Historically speaking, the social formation is the articulation of multiple modes of exchange. In primitive society, mode of exchange A is dominant. What we must be careful to point out is that, even at this stage, modes of exchange B and C already exist in nascent form. If B becomes dominant, the state is formed. In such a moment, however, A is not eliminated, but continues to exist in the form of the agrarian community subjugated by the force of the state and the landowner. On the other hand, C is expanded by means of the development of B. In other words, at the stage of the formation of multiple territorial states, the money economy emerged. In the ancient world empires, A and C are combined under the dominance of B.
Mode of exchange C rose to prominence in the social formation with the appearance of industrial capital, and this is precisely the process Marx sought to explicate in Capital. However, from the perspective of modes of exchange, we need to be careful to emphasize that, when industrial capital emerged, it also caused a transformation of the social formation as a whole, and as a combination of all of the modes of exchange. That is, A and B did not diminish, but were altered in form by the dominance of C. B took the form of the bourgeois state, while A formed the ‘imagined community’ of the nation. To put it simply in my terms, this constituted the triadic structure of capital-nation-state.
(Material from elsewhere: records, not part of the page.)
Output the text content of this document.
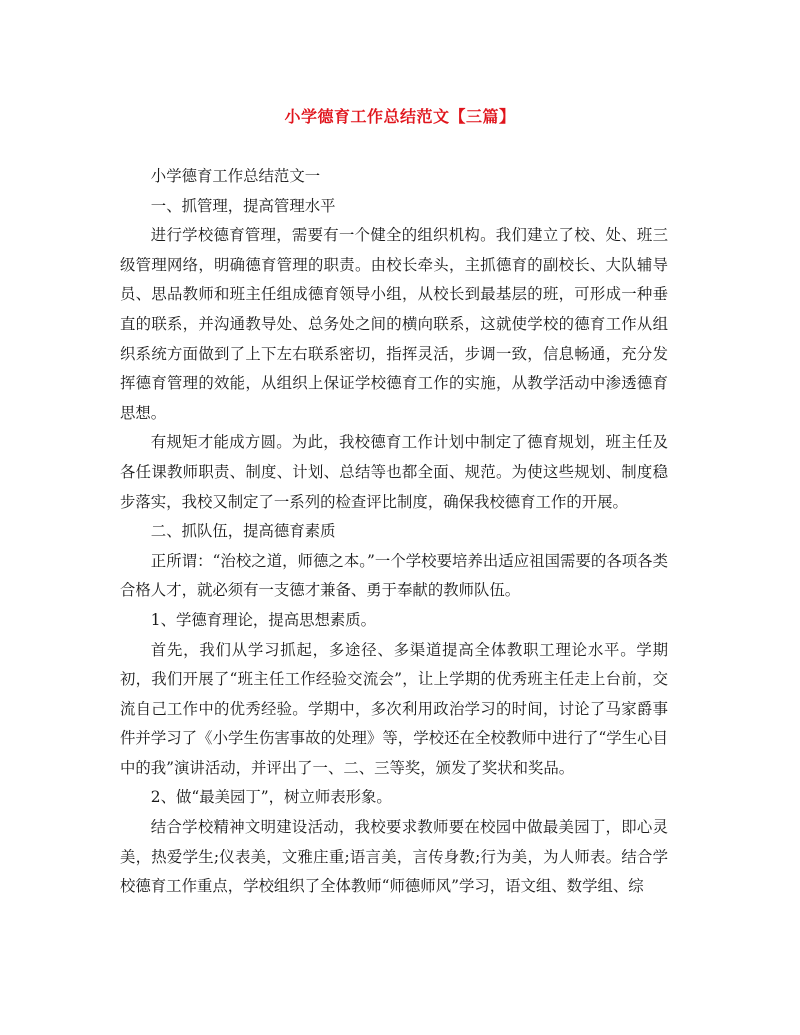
小学德育工作总结范文【三篇】

小学德育工作总结范文一

一、抓管理，提高管理水平

进行学校德育管理，需要有一个健全的组织机构。我们建立了校、处、班三级管理网络，明确德育管理的职责。由校长牵头，主抓德育的副校长、大队辅导员、思品教师和班主任组成德育领导小组，从校长到最基层的班，可形成一种垂直的联系，并沟通教导处、总务处之间的横向联系，这就使学校的德育工作从组织系统方面做到了上下左右联系密切，指挥灵活，步调一致，信息畅通，充分发挥德育管理的效能，从组织上保证学校德育工作的实施，从教学活动中渗透德育思想。

有规矩才能成方圆。为此，我校德育工作计划中制定了德育规划，班主任及各任课教师职责、制度、计划、总结等也都全面、规范。为使这些规划、制度稳步落实，我校又制定了一系列的检查评比制度，确保我校德育工作的开展。

二、抓队伍，提高德育素质

正所谓：“治校之道，师德之本。”一个学校要培养出适应祖国需要的各项各类合格人才，就必须有一支德才兼备、勇于奉献的教师队伍。

1、学德育理论，提高思想素质。

首先，我们从学习抓起，多途径、多渠道提高全体教职工理论水平。学期初，我们开展了“班主任工作经验交流会”，让上学期的优秀班主任走上台前，交流自己工作中的优秀经验。学期中，多次利用政治学习的时间，讨论了马家爵事件并学习了《小学生伤害事故的处理》等，学校还在全校教师中进行了“学生心目中的我”演讲活动，并评出了一、二、三等奖，颁发了奖状和奖品。

2、做“最美园丁”，树立师表形象。

结合学校精神文明建设活动，我校要求教师要在校园中做最美园丁，即心灵美，热爱学生;仪表美，文雅庄重;语言美，言传身教;行为美，为人师表。结合学校德育工作重点，学校组织了全体教师“师德师风”学习，语文组、数学组、综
At the end of the 1990s, I proposed the above mode of analysis in my Transcritique: On Kant and Marx. Once again, I did this by means of a specific way of reading the texts of Marx and Kant, which is to say I took a more or less literary-critical stance, and once again published it for the first time in a literary magazine in serial form. Subsequently I discarded this stance and began a process of systematically constructing my theoretical work as a whole. In fact, I abandoned literary criticism completely. In a sense, you could say that what I have attempted to do since that moment is to reconstruct Capital as a ‘guiding thread’, this time with its economic base not in modes of production, but in modes of exchange. The process culminated in The Structure of World History.6 In the present work, I speak from an understanding that might be seen to differ from that of Marx. But I would rather think that in fact, what I discovered there was precisely ‘the centre of possibility’ in Marx.